NO. The Legislature did not intend such a meaning, and that for the court to construe the statute to the contrary and apply it to the P would exceed our judicial power and deny P due process of law.

REASONING:

· (RULE): Pen. Code 6 – “No act or omission” accomplished after the code has taken effect “is criminal or punishable, except as prescribed or authorized by this code, or by some of the statutes which it specifies as continuing in force and as not affected by its provisions, or by some ordinance,…”

· (RULE): Connally v. General Constr. Co. – “…the terms of a penal statute creating a new offense must be sufficiently explicit to inform those who are subject to it what conduct on their part will render them liable to its penalties…”

· (RULE): U.S. Const., art. I, §§ 9, 10 – This requirement of fair warning is reflected in the constitutional prohibition against the enactment of ex post facto (after the fact) laws.

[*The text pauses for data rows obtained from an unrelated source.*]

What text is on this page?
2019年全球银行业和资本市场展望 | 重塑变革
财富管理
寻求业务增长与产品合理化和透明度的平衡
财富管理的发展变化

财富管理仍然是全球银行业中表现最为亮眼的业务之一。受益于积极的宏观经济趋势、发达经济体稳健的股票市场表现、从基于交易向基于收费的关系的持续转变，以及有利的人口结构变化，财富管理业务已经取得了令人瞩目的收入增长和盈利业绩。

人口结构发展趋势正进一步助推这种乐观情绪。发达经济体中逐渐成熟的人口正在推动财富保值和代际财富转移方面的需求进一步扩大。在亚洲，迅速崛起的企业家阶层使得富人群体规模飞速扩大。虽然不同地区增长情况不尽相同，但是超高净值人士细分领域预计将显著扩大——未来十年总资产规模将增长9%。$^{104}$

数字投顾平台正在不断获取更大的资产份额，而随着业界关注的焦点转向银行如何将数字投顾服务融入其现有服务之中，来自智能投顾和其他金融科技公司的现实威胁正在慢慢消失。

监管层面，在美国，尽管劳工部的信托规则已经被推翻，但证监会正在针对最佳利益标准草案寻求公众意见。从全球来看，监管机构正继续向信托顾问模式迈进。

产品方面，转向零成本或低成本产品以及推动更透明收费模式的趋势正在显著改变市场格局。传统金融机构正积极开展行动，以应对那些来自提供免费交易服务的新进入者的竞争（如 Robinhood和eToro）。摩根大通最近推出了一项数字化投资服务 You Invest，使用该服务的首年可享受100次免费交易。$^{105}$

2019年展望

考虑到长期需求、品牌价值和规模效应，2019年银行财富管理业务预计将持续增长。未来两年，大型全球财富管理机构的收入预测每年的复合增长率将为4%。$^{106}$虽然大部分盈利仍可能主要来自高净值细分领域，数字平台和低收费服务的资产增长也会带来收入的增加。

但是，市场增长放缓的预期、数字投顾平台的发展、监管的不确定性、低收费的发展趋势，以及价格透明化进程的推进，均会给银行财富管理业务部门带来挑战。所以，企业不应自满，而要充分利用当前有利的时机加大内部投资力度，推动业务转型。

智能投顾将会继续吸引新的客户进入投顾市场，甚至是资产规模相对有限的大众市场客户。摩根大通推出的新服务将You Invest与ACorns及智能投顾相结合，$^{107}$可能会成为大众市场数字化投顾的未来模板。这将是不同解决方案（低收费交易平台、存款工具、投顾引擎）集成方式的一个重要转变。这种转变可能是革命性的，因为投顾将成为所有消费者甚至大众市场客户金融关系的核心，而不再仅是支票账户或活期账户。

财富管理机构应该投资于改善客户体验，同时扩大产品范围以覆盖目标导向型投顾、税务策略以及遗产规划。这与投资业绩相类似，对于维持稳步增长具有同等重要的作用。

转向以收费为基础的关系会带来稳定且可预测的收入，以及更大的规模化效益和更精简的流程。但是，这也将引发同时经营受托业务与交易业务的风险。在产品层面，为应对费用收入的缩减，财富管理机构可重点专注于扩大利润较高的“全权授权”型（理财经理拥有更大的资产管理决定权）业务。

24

· (RULE): Bouie v. City of Columbia – “…the same effect occurs when such an act is made punishable under a preexisting statute but by means of an unforeseeable judicial enlargement thereof.”

· (RULE): “Indeed, an unforeseeable judicial enlargement of a criminal statute, applied retroactively, operates precisely like an ex post facto law (one that makes an action done before the passing of the law, and which is innocent when done, criminal; and punishes such action), such as the Constitution forbids.

· The court found no reported decision of the California courts which should have given P notice that the killing of an unborn but viable fetus was prohibited by section 187.

· A viable fetus “in the process of being born” is a human being within the meaning of the homicide statutes; and it does not hold that a fetus, however viable, which is not “in the process of being born” is a “human being” in the law of homicide.

DISPOSITION:

Writ of prohibition granted

DISSENT:

[BURKE]: The legislature has not “defined the crime of murder in California to apply only to the unlawful and malicious killing one who has been born alive,” but simply used the broad term “human being” and directed the courts to construe that term according to its “fair import” with a view to effect the objects of the homicide statutes and promote justice. There is no good reason why a fully viable fetus should not be considered a “human being” under those statutes and to construe them as such would not create any new offense, and would not deny P fair warning or due process.